At the end of the film, Mami asks her father: “So, where are you now?” Her own voice replies for Sunada, repeating his previous words: “That, I can't tell you.”
And yet we can't help hoping for something better after death. This is given voice as Sunada's family gathers around his weakening body, still able to smile in the midst of sadness: “Being here together, laughing, it feels like this must be heaven.” Maybe many of us have felt a similar way at times.
But for others, the promise of a heaven that offers peace and reunion with lost loved ones is just too good to be true. Physicist Stephen Hawking, for one, dismissed heaven as a fairy story for those afraid of the dark. Presumably he would similarly reject the heaven of Christianity that not only promises the final undoing of death but the tender image of God wiping away everyone's tears.
Maybe Hawking is right, and belief in heaven simply soothes our fears before the long dark descends. And yet, the last shot of Dreams of a Life points to the potential of such a vision.
Morley discovered some rare footage of Vincent at a 1990 tribute concert held for Nelson Mandela. Tucked away in the corner of the frame, Vincent turns to someone behind her and smiles, her earrings gleaming as they catch the light. Reflecting on finding this brief glimpse of Vincent, Morley writes in The Guardian: “It was Joyce – moving and alive. I had found her. The power of the moving image hit me, the power to resurrect.”

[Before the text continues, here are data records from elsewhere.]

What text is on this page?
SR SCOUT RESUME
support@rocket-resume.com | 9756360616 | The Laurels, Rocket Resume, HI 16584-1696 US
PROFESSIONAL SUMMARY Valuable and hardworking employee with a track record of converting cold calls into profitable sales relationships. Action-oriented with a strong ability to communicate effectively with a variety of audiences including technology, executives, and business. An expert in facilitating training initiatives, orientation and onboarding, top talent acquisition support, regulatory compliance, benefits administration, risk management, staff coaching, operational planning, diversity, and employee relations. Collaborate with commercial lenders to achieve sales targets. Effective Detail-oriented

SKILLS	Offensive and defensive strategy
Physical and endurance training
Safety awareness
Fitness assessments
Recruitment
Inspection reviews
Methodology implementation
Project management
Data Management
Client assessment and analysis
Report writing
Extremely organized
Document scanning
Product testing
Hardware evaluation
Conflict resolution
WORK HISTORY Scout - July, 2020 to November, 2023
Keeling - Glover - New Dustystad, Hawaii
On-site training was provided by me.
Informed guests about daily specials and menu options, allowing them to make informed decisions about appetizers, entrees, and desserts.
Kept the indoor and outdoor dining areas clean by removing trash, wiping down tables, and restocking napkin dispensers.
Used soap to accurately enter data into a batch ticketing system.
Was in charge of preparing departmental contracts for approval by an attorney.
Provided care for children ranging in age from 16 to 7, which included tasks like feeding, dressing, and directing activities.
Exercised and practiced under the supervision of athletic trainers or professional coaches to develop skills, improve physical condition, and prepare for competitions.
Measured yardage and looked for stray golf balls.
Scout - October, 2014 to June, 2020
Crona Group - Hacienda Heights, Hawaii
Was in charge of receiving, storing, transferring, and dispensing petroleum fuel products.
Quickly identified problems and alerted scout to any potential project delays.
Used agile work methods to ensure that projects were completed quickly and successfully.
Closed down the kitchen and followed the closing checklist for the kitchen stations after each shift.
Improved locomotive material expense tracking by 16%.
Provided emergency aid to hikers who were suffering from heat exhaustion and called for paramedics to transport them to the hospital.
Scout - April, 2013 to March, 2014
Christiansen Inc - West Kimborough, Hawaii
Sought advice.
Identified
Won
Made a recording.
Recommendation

It's a poignant moment where we see the bright and happy Vincent as she lived rather than as she died. But it falls short: she can no more be resurrected than Sunada brought back to life at every screening of Death of a Japanese Salesman. The moving image lacks that potency.
These films movingly tell stories of death without the trappings of religion, and yet it must be remembered that there are still some who dare to hope in One who holds the “power to resurrect”.
Dr Justine Toh is the Senior Research Fellow at the Centre for Public Christianity and an Honorary Associate of the Department of Media, Music, and Cultural Studies at Macquarie University.